Astronomers have captured the highest resolution near-infrared images ever of the Carina Nebula, using pioneering, ground-based technology and affording us an unprecedented view of an object 8,500 light-years away.
The images were captured using the Gemini South telescope in Chile and help us to better understand stellar nurseries, which are thick clouds of dust and gas, and how the stars they produce are born.
“The results are stunning,” said physicist and astronomer Patrick Hartigan of Rice University, citing unprecedented detail never observed before, including a series of ridges likely produced by a magnetic field, a smooth sine wave-shaped area and a series of fragments that appear to be ripped away by strong solar winds.

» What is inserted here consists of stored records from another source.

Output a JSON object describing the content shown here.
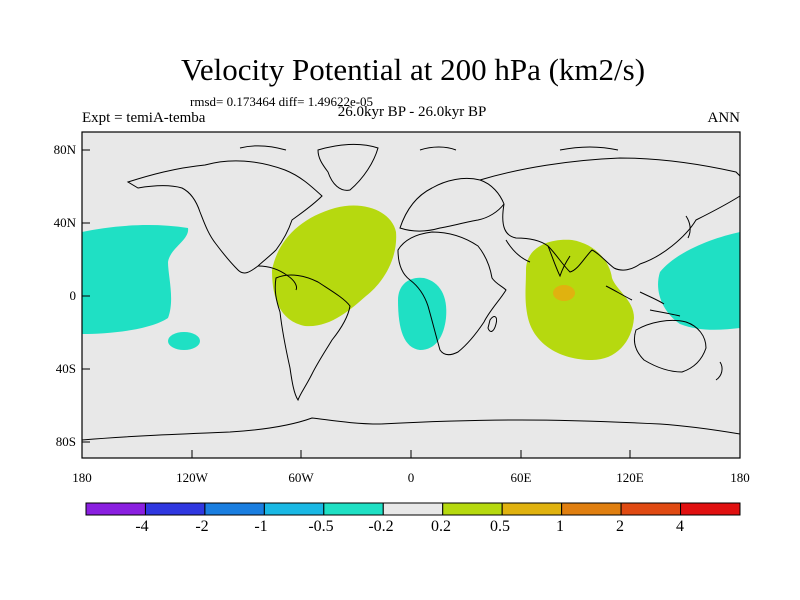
{
  "title": "Velocity Potential at 200 hPa (km2/s)",
  "stats": "rmsd= 0.173464  diff= 1.49622e-05",
  "experiment": "Expt = temiA-temba",
  "period": "26.0kyr BP - 26.0kyr BP",
  "season": "ANN",
  "lat_labels": [
    "80N",
    "40N",
    "0",
    "40S",
    "80S"
  ],
  "lon_labels": [
    "180",
    "120W",
    "60W",
    "0",
    "60E",
    "120E",
    "180"
  ],
  "colorbar": {
    "labels": [
      "-4",
      "-2",
      "-1",
      "-0.5",
      "-0.2",
      "0.2",
      "0.5",
      "1",
      "2",
      "4"
    ],
    "colors": [
      "#8a1fe0",
      "#2f37e0",
      "#1a7ee0",
      "#19b8e4",
      "#1fe0c4",
      "#e8e8e8",
      "#b6d90f",
      "#e0b20f",
      "#e07f10",
      "#e04a12",
      "#e01010"
    ]
  },
  "colors": {
    "background": "#e8e8e8",
    "positive_weak": "#b6d90f",
    "negative_weak": "#1fe0c4",
    "positive_mid": "#e0b20f"
  }
}
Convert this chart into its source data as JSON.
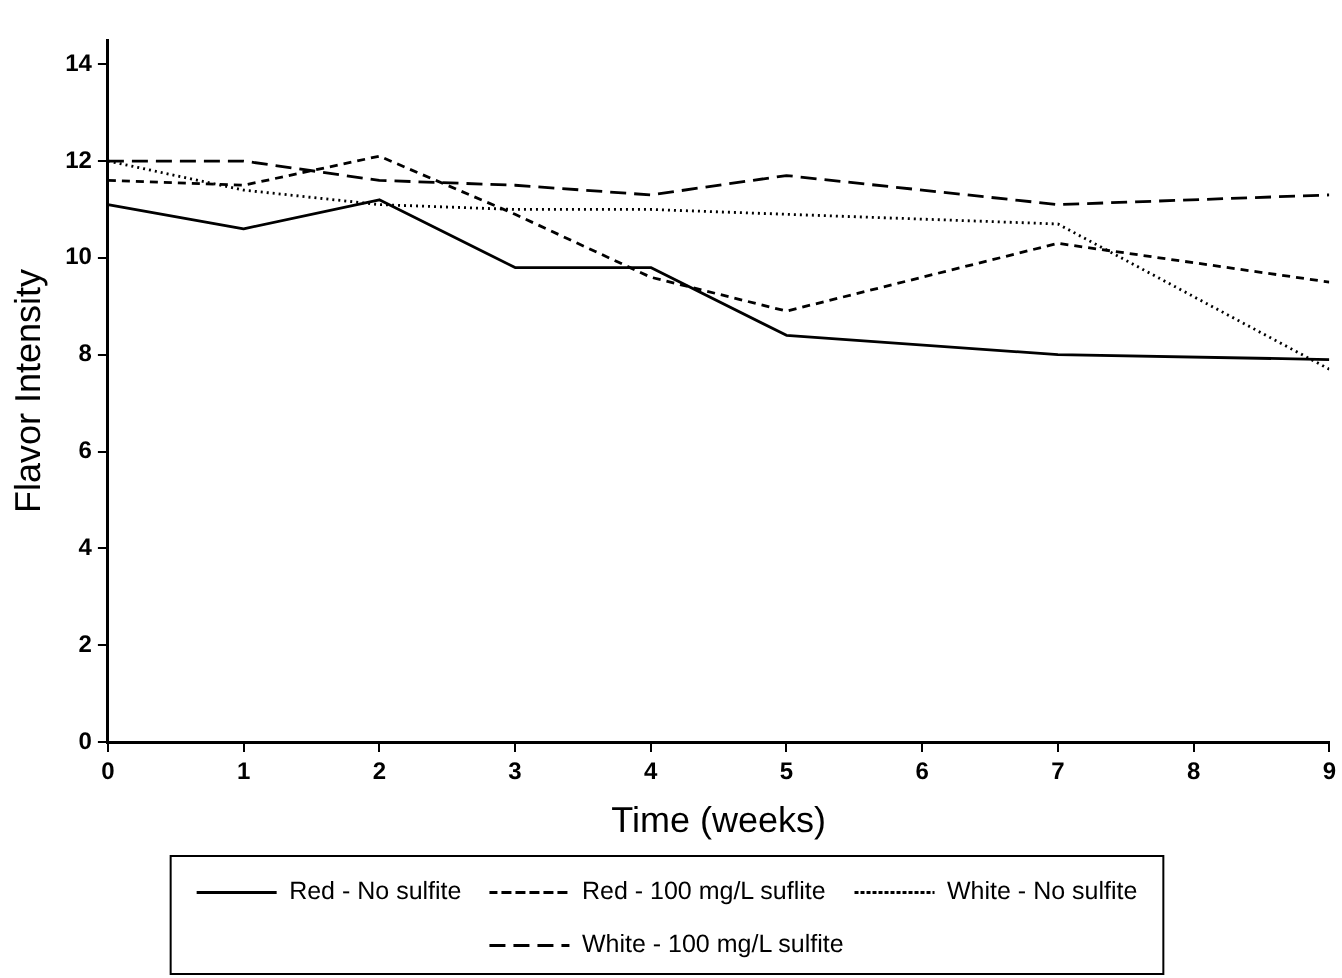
{
  "chart_data": {
    "type": "line",
    "xlabel": "Time (weeks)",
    "ylabel": "Flavor Intensity",
    "x": [
      0,
      1,
      2,
      3,
      4,
      5,
      7,
      9
    ],
    "xlim": [
      0,
      9
    ],
    "xticks": [
      0,
      1,
      2,
      3,
      4,
      5,
      6,
      7,
      8,
      9
    ],
    "ylim": [
      0,
      14.5
    ],
    "yticks": [
      0,
      2,
      4,
      6,
      8,
      10,
      12,
      14
    ],
    "grid": false,
    "legend": "bottom",
    "marker": "none",
    "series": [
      {
        "name": "Red - No sulfite",
        "color": "#000000",
        "line_style": "solid",
        "values": [
          11.1,
          10.6,
          11.2,
          9.8,
          9.8,
          8.4,
          8.0,
          7.9
        ]
      },
      {
        "name": "Red - 100 mg/L suflite",
        "color": "#000000",
        "line_style": "dashed",
        "values": [
          11.6,
          11.5,
          12.1,
          10.9,
          9.6,
          8.9,
          10.3,
          9.5
        ]
      },
      {
        "name": "White - No sulfite",
        "color": "#000000",
        "line_style": "dotted",
        "values": [
          12.0,
          11.4,
          11.1,
          11.0,
          11.0,
          10.9,
          10.7,
          7.7
        ]
      },
      {
        "name": "White - 100 mg/L sulfite",
        "color": "#000000",
        "line_style": "longdash",
        "values": [
          12.0,
          12.0,
          11.6,
          11.5,
          11.3,
          11.7,
          11.1,
          11.3
        ]
      }
    ]
  }
}
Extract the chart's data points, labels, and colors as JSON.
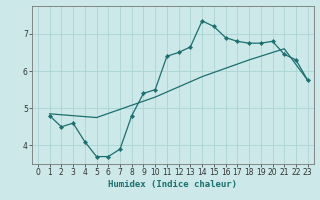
{
  "xlabel": "Humidex (Indice chaleur)",
  "background_color": "#cce8e8",
  "line_color": "#1a7070",
  "grid_color": "#aad4d4",
  "xlim": [
    -0.5,
    23.5
  ],
  "ylim": [
    3.5,
    7.75
  ],
  "yticks": [
    4,
    5,
    6,
    7
  ],
  "xticks": [
    0,
    1,
    2,
    3,
    4,
    5,
    6,
    7,
    8,
    9,
    10,
    11,
    12,
    13,
    14,
    15,
    16,
    17,
    18,
    19,
    20,
    21,
    22,
    23
  ],
  "line1_x": [
    1,
    2,
    3,
    4,
    5,
    6,
    7,
    8,
    9,
    10,
    11,
    12,
    13,
    14,
    15,
    16,
    17,
    18,
    19,
    20,
    21,
    22,
    23
  ],
  "line1_y": [
    4.8,
    4.5,
    4.6,
    4.1,
    3.7,
    3.7,
    3.9,
    4.8,
    5.4,
    5.5,
    6.4,
    6.5,
    6.65,
    7.35,
    7.2,
    6.9,
    6.8,
    6.75,
    6.75,
    6.8,
    6.45,
    6.3,
    5.75
  ],
  "line2_x": [
    1,
    5,
    10,
    14,
    18,
    21,
    23
  ],
  "line2_y": [
    4.85,
    4.75,
    5.3,
    5.85,
    6.3,
    6.6,
    5.75
  ]
}
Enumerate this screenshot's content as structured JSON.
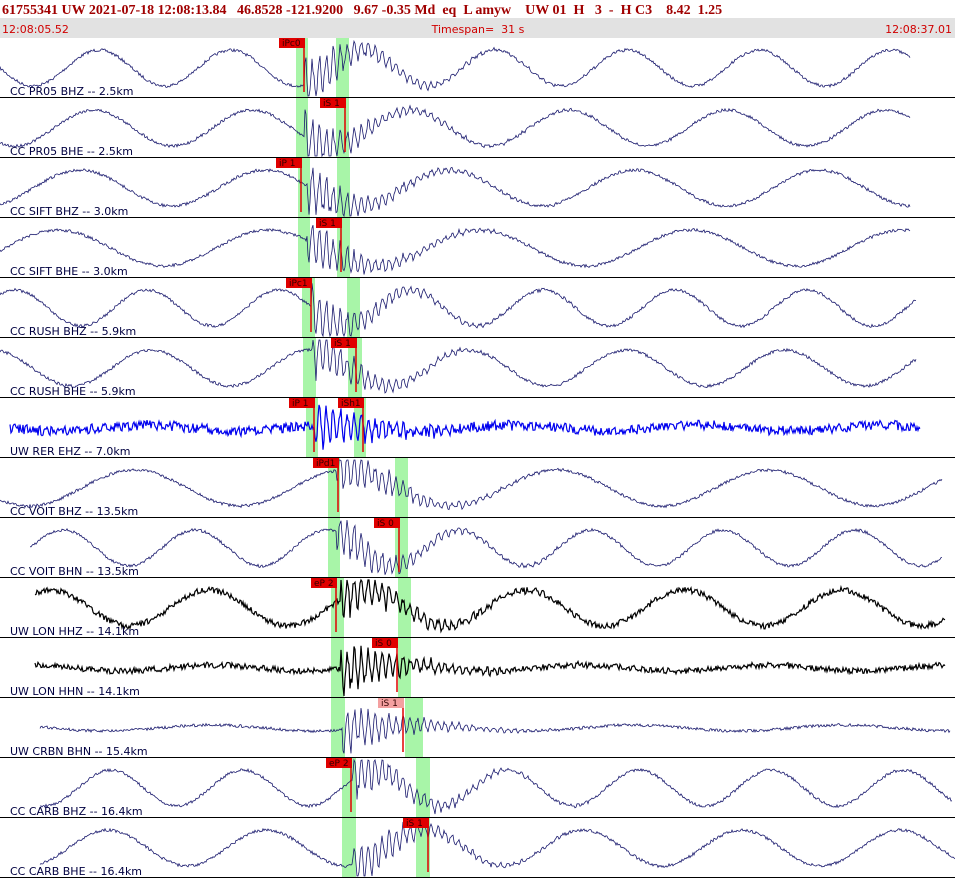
{
  "header": {
    "event_line": "61755341 UW 2021-07-18 12:08:13.84   46.8528 -121.9200   9.67 -0.35 Md  eq  L amyw    UW 01  H   3  -  H C3    8.42  1.25",
    "start_time": "12:08:05.52",
    "timespan": "Timespan=  31 s",
    "end_time": "12:08:37.01"
  },
  "traces": [
    {
      "label": "CC PR05 BHZ -- 2.5km",
      "picks": [
        {
          "label": "iPc0"
        }
      ]
    },
    {
      "label": "CC PR05 BHE -- 2.5km",
      "picks": [
        {
          "label": "iS 1"
        }
      ]
    },
    {
      "label": "CC SIFT BHZ -- 3.0km",
      "picks": [
        {
          "label": "iP 1"
        }
      ]
    },
    {
      "label": "CC SIFT BHE -- 3.0km",
      "picks": [
        {
          "label": "iS 1"
        }
      ]
    },
    {
      "label": "CC RUSH BHZ -- 5.9km",
      "picks": [
        {
          "label": "iPc1"
        }
      ]
    },
    {
      "label": "CC RUSH BHE -- 5.9km",
      "picks": [
        {
          "label": "iS 1"
        }
      ]
    },
    {
      "label": "UW RER EHZ -- 7.0km",
      "picks": [
        {
          "label": "iP 1"
        },
        {
          "label": "iSh1"
        }
      ]
    },
    {
      "label": "CC VOIT BHZ -- 13.5km",
      "picks": [
        {
          "label": "iPd1"
        }
      ]
    },
    {
      "label": "CC VOIT BHN -- 13.5km",
      "picks": [
        {
          "label": "iS 0"
        }
      ]
    },
    {
      "label": "UW LON HHZ -- 14.1km",
      "picks": [
        {
          "label": "eP 2"
        }
      ]
    },
    {
      "label": "UW LON HHN -- 14.1km",
      "picks": [
        {
          "label": "iS 0"
        }
      ]
    },
    {
      "label": "UW CRBN BHN -- 15.4km",
      "picks": [
        {
          "label": "iS 1"
        }
      ]
    },
    {
      "label": "CC CARB BHZ -- 16.4km",
      "picks": [
        {
          "label": "eP 2"
        }
      ]
    },
    {
      "label": "CC CARB BHE -- 16.4km",
      "picks": [
        {
          "label": "iS 1"
        }
      ]
    }
  ]
}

A stellar nursery is a dense mass of molecular hydrogen and assorted other gases, with a sprinkling of space dust, which collapses under its own mass and begins to ‘spin up,’ eventually creating a disc of material which feeds into a protostar before – boom, the sky is lit up once more as a star is born.
These stellar nurseries form in the Hubble telescope’s blindspots, as they are too dusty for a probe which operates primarily in the optical and ultraviolet wavelengths.
The Gemini South telescope can see in infrared and near-infrared wavelengths, but there’s just one problem: Hubble is in space while Gemini South is stuck here on Earth, where the atmosphere distorts images of objects so incredibly far away.
Atmospheric turbulence distorts and refracts light from distant stars, making ground-based observations somewhat limited in scope… until now, that is.
Thanks to the emerging field of adaptive optics, however, astronomers can now combat these distorting effects in real time, as their observations are ongoing.
The Gemini South Adaptive Optics Imager boasts five lasers which light up the sky with artificial “guide stars” that provide measurements against which researchers can offset the atmospheric distortion and clean up images of distant stars.
By tweaking and testing this technique, researchers were able to take images with a resolution ten times higher than previously possible before the advent of adaptive optics, or twice as sharp as Hubble images at this wavelength of light, even without the atmospheric distortion to account for.
“The new images of it are so much sharper than anything we’ve previously seen. They provide the clearest view to date of how massive young stars affect their surroundings and influence star and planet formation,” adds Hartigan of Rice University.
The James Webb Space Telescope will specialize in observations in the infrared and near-infrared wavelengths, so these ground-based observations serve as somewhat of a sneak peak at what we can expect when our most advanced space-based telescope finally takes to the skies in October 2021 (all going well).